Fx 6300 ...... G3258

Rybo

Honorable
Nov 4, 2013
421
0
10,860
My Stepsister is soon to be building a new pc to replace her old one. I was originally thinking about recommending the fx 6300 due to its low cost and good performance.

I got to thinking I could recommend the G3258 as it has a rather good future upgrade path.

She'll be playing games and browsing the internet. The G3258 I would think would be enough for right now as it can be O'ced rather easy and in a few months she can replace it with something from the broadwell line. I'm thinking for the G3258 I'd like to pick a z97 board due to broadwell support and on some models sata express support.

I'm not sure which to reccomend.

If we come to the conclusion of the G3258, can we also come to a conclusion on a z97 board? I'm looking at the 130-140$ price range for it, as the build is going to be 600$ or less(technically why I'm considering the G3258, to bump up the gpu.)
 
Solution
Well here is the best I came up with for $600 without a monitor, OS, optical drive, keyboard or mouse. But this is ready for Crossfire. All you would have to do is buy the second 280.

PCPartPicker part list / Price breakdown by merchant

CPU: Intel Pentium G3258 3.2GHz Dual-Core Processor ($59.49 @ Amazon)
CPU Cooler: Cooler Master Hyper 212 EVO 82.9 CFM Sleeve Bearing CPU Cooler ($28.98 @ OutletPC)
Motherboard: ASRock Z97 Extreme3 ATX LGA1150 Motherboard ($109.99 @ Newegg)
Memory: Team Vulcan 8GB (2 x 4GB) DDR3-2133 Memory ($69.99 @ Newegg)
Storage: Western Digital Caviar Blue 1TB 3.5" 7200RPM Internal Hard Drive ($54.98 @ OutletPC)...

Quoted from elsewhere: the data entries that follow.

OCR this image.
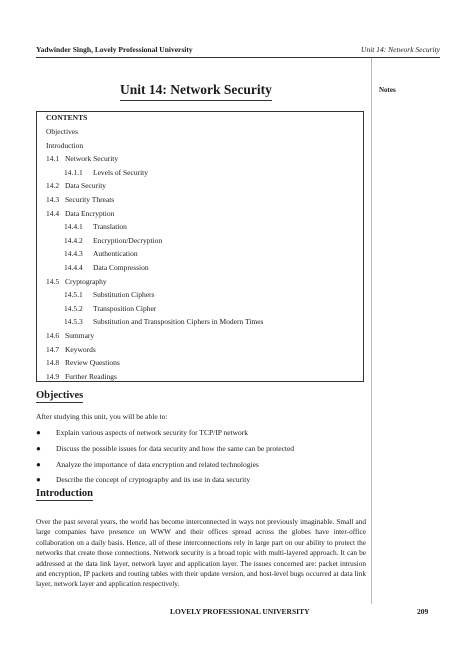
Yadwinder Singh, Lovely Professional University	Unit 14: Network Security
Unit 14: Network Security	Notes
CONTENTS
Objectives
Introduction
14.1 Network Security
14.1.1 Levels of Security
14.2 Data Security
14.3 Security Threats
14.4 Data Encryption
14.4.1 Translation
14.4.2 Encryption/Decryption
14.4.3 Authentication
14.4.4 Data Compression
14.5 Cryptography
14.5.1 Substitution Ciphers
14.5.2 Transposition Cipher
14.5.3 Substitution and Transposition Ciphers in Modern Times
14.6 Summary
14.7 Keywords
14.8 Review Questions
14.9 Further Readings
Objectives
After studying this unit, you will be able to:
● Explain various aspects of network security for TCP/IP network
● Discuss the possible issues for data security and how the same can be protected
● Analyze the importance of data encryption and related technologies
● Describe the concept of cryptography and its use in data security
Introduction
Over the past several years, the world has become interconnected in ways not previously imaginable. Small and large companies have presence on WWW and their offices spread across the globes have inter-office collaboration on a daily basis. Hence, all of these interconnections rely in large part on our ability to protect the networks that create those connections. Network security is a broad topic with multi-layered approach. It can be addressed at the data link layer, network layer and application layer. The issues concerned are: packet intrusion and encryption, IP packets and routing tables with their update version, and host-level bugs occurred at data link layer, network layer and application respectively.
LOVELY PROFESSIONAL UNIVERSITY	209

Reason that's not an option is her old pc, well, it's dead.
 
Have here get a better processor. That processor would be ok if you OC it. In games it only will have go single core performance. Other than that it is Old technology an a basic P.O.S. You can say upgrade path smuckgrade path.
Pay some money and have her get something decent. Go with an I5.
 
Well here is the best I came up with for $600 without a monitor, OS, optical drive, keyboard or mouse. But this is ready for Crossfire. All you would have to do is buy the second 280.

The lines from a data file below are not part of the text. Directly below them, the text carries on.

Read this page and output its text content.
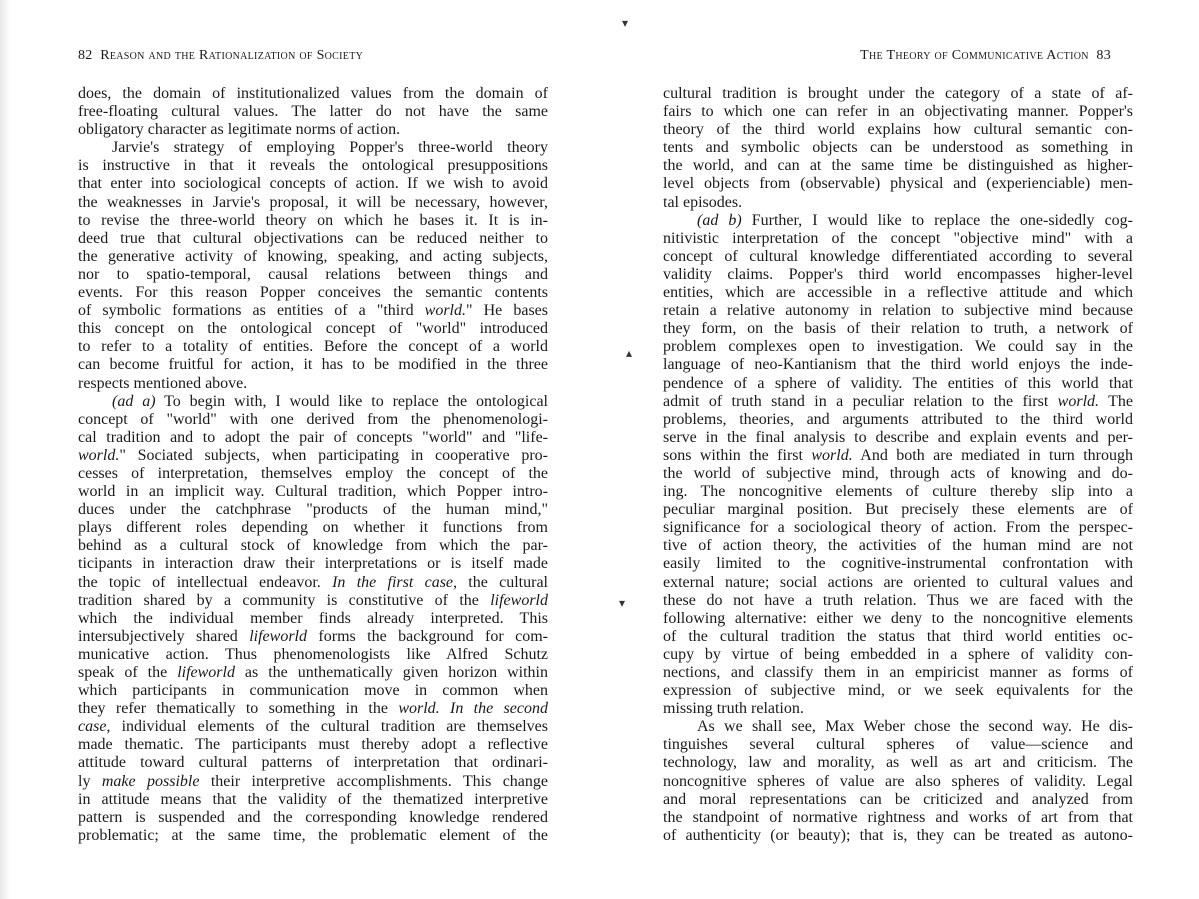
82 Reason and the Rationalization of Society
does, the domain of institutionalized values from the domain of
free-floating cultural values. The latter do not have the same
obligatory character as legitimate norms of action.
Jarvie's strategy of employing Popper's three-world theory
is instructive in that it reveals the ontological presuppositions
that enter into sociological concepts of action. If we wish to avoid
the weaknesses in Jarvie's proposal, it will be necessary, however,
to revise the three-world theory on which he bases it. It is in-
deed true that cultural objectivations can be reduced neither to
the generative activity of knowing, speaking, and acting subjects,
nor to spatio-temporal, causal relations between things and
events. For this reason Popper conceives the semantic contents
of symbolic formations as entities of a "third world." He bases
this concept on the ontological concept of "world" introduced
to refer to a totality of entities. Before the concept of a world
can become fruitful for action, it has to be modified in the three
respects mentioned above.
(ad a) To begin with, I would like to replace the ontological
concept of "world" with one derived from the phenomenologi-
cal tradition and to adopt the pair of concepts "world" and "life-
world." Sociated subjects, when participating in cooperative pro-
cesses of interpretation, themselves employ the concept of the
world in an implicit way. Cultural tradition, which Popper intro-
duces under the catchphrase "products of the human mind,"
plays different roles depending on whether it functions from
behind as a cultural stock of knowledge from which the par-
ticipants in interaction draw their interpretations or is itself made
the topic of intellectual endeavor. In the first case, the cultural
tradition shared by a community is constitutive of the lifeworld
which the individual member finds already interpreted. This
intersubjectively shared lifeworld forms the background for com-
municative action. Thus phenomenologists like Alfred Schutz
speak of the lifeworld as the unthematically given horizon within
which participants in communication move in common when
they refer thematically to something in the world. In the second
case, individual elements of the cultural tradition are themselves
made thematic. The participants must thereby adopt a reflective
attitude toward cultural patterns of interpretation that ordinari-
ly make possible their interpretive accomplishments. This change
in attitude means that the validity of the thematized interpretive
pattern is suspended and the corresponding knowledge rendered
problematic; at the same time, the problematic element of the
The Theory of Communicative Action 83
cultural tradition is brought under the category of a state of af-
fairs to which one can refer in an objectivating manner. Popper's
theory of the third world explains how cultural semantic con-
tents and symbolic objects can be understood as something in
the world, and can at the same time be distinguished as higher-
level objects from (observable) physical and (experienciable) men-
tal episodes.
(ad b) Further, I would like to replace the one-sidedly cog-
nitivistic interpretation of the concept "objective mind" with a
concept of cultural knowledge differentiated according to several
validity claims. Popper's third world encompasses higher-level
entities, which are accessible in a reflective attitude and which
retain a relative autonomy in relation to subjective mind because
they form, on the basis of their relation to truth, a network of
problem complexes open to investigation. We could say in the
language of neo-Kantianism that the third world enjoys the inde-
pendence of a sphere of validity. The entities of this world that
admit of truth stand in a peculiar relation to the first world. The
problems, theories, and arguments attributed to the third world
serve in the final analysis to describe and explain events and per-
sons within the first world. And both are mediated in turn through
the world of subjective mind, through acts of knowing and do-
ing. The noncognitive elements of culture thereby slip into a
peculiar marginal position. But precisely these elements are of
significance for a sociological theory of action. From the perspec-
tive of action theory, the activities of the human mind are not
easily limited to the cognitive-instrumental confrontation with
external nature; social actions are oriented to cultural values and
these do not have a truth relation. Thus we are faced with the
following alternative: either we deny to the noncognitive elements
of the cultural tradition the status that third world entities oc-
cupy by virtue of being embedded in a sphere of validity con-
nections, and classify them in an empiricist manner as forms of
expression of subjective mind, or we seek equivalents for the
missing truth relation.
As we shall see, Max Weber chose the second way. He dis-
tinguishes several cultural spheres of value—science and
technology, law and morality, as well as art and criticism. The
noncognitive spheres of value are also spheres of validity. Legal
and moral representations can be criticized and analyzed from
the standpoint of normative rightness and works of art from that
of authenticity (or beauty); that is, they can be treated as autono-
▾
▴
▾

PCPartPicker part list / Price breakdown by merchant

CPU: Intel Pentium G3258 3.2GHz Dual-Core Processor ($59.49 @ Amazon)
CPU Cooler: Cooler Master Hyper 212 EVO 82.9 CFM Sleeve Bearing CPU Cooler ($28.98 @ OutletPC)
Motherboard: ASRock Z97 Extreme3 ATX LGA1150 Motherboard ($109.99 @ Newegg)
Memory: Team Vulcan 8GB (2 x 4GB) DDR3-2133 Memory ($69.99 @ Newegg)
Storage: Western Digital Caviar Blue 1TB 3.5" 7200RPM Internal Hard Drive ($54.98 @ OutletPC)
Video Card: Club 3D Radeon R9 280 3GB royalKing Video Card ($189.99 @ NCIX US)
Case: Deepcool TESSERACT WH ATX Mid Tower Case ($29.99 @ Newegg)
Power Supply: EVGA SuperNOVA NEX 750W 80+ Bronze Certified Semi-Modular ATX Power Supply ($49.99 @ NCIX US)
Total: $593.40
Prices include shipping, taxes, and discounts when available
Generated by PCPartPicker 2014-10-04 19:45 EDT-0400
 
Solution

Already have the OS and monitor and all the other fixins.

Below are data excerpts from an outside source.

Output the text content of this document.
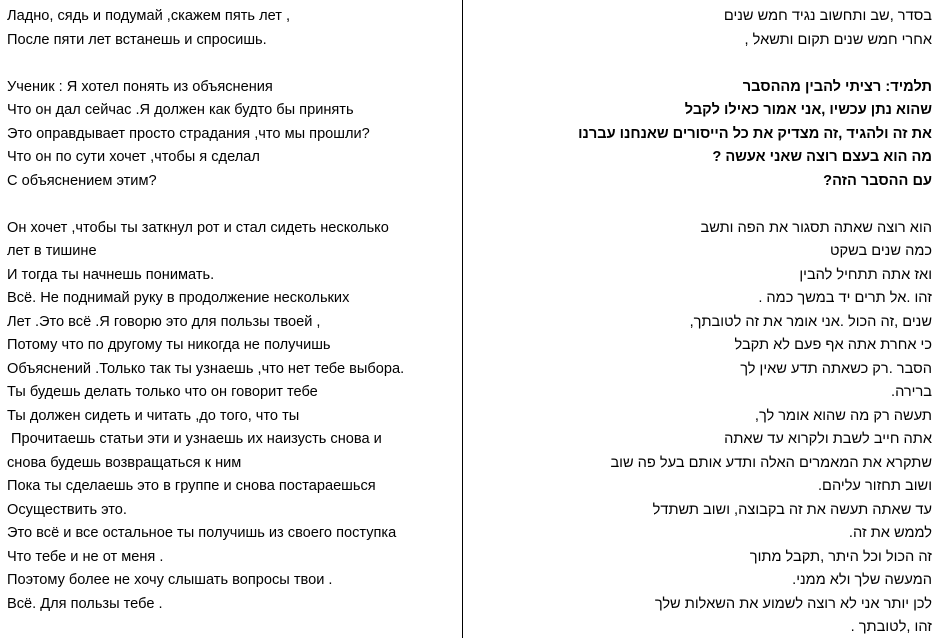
Ладно, сядь и подумай ,скажем пять лет ,
После пяти лет встанешь и спросишь.
Ученик : Я хотел понять из объяснения
Что он дал сейчас .Я должен как будто бы принять
Это оправдывает просто страдания ,что мы прошли?
Что он по сути хочет ,чтобы я сделал
С объяснением этим?
Он хочет ,чтобы ты заткнул рот и стал сидеть несколько
лет в тишине
И тогда ты начнешь понимать.
Всё. Не поднимай руку в продолжение нескольких
Лет .Это всё .Я говорю это для пользы твоей ,
Потому что по другому ты никогда не получишь
Объяснений .Только так ты узнаешь ,что нет тебе выбора.
Ты будешь делать только что он говорит тебе
Ты должен сидеть и читать ,до того, что ты
Прочитаешь статьи эти и узнаешь их наизусть снова и
снова будешь возвращаться к ним
Пока ты сделаешь это в группе и снова постараешься
Осуществить это.
Это всё и все остальное ты получишь из своего поступка
Что тебе и не от меня .
Поэтому более не хочу слышать вопросы твои .
Всё. Для пользы тебе .
בסדר ,שב ותחשוב נגיד חמש שנים
אחרי חמש שנים תקום ותשאל ,
תלמיד: רציתי להבין מההסבר
שהוא נתן עכשיו ,אני אמור כאילו לקבל
את זה ולהגיד ,זה מצדיק את כל הייסורים שאנחנו עברנו
מה הוא בעצם רוצה שאני אעשה ?
עם ההסבר הזה?
הוא רוצה שאתה תסגור את הפה ותשב
כמה שנים בשקט
ואז אתה תתחיל להבין
זהו .אל תרים יד במשך כמה .
שנים ,זה הכול .אני אומר את זה לטובתך,
כי אחרת אתה אף פעם לא תקבל
הסבר .רק כשאתה תדע שאין לך
ברירה.
תעשה רק מה שהוא אומר לך,
אתה חייב לשבת ולקרוא עד שאתה
שתקרא את המאמרים האלה ותדע אותם בעל פה שוב
ושוב תחזור עליהם.
עד שאתה תעשה את זה בקבוצה, ושוב תשתדל
לממש את זה.
זה הכול וכל היתר ,תקבל מתוך
המעשה שלך ולא ממני.
לכן יותר אני לא רוצה לשמוע את השאלות שלך
זהו ,לטובתך .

So, skip the 6300 and stick on the proper upgrade path? I think thats the better option really, even if the pentium is slower(still fast enough for games for now), then in a few months lets say 6 months or so, snag up broadwell, or when broadwell drops pick up a Devil's canyon if it's cheaper.

 


Both of those boards are good. If you want to save a little money, you can go with the ASRock Extreme 3 I listed in my build. It's a great board, and is only $110 after rebates. Supports SLI and crossfire, usb 3.0 headers, 32 gigs of ram at a wide range of speeds.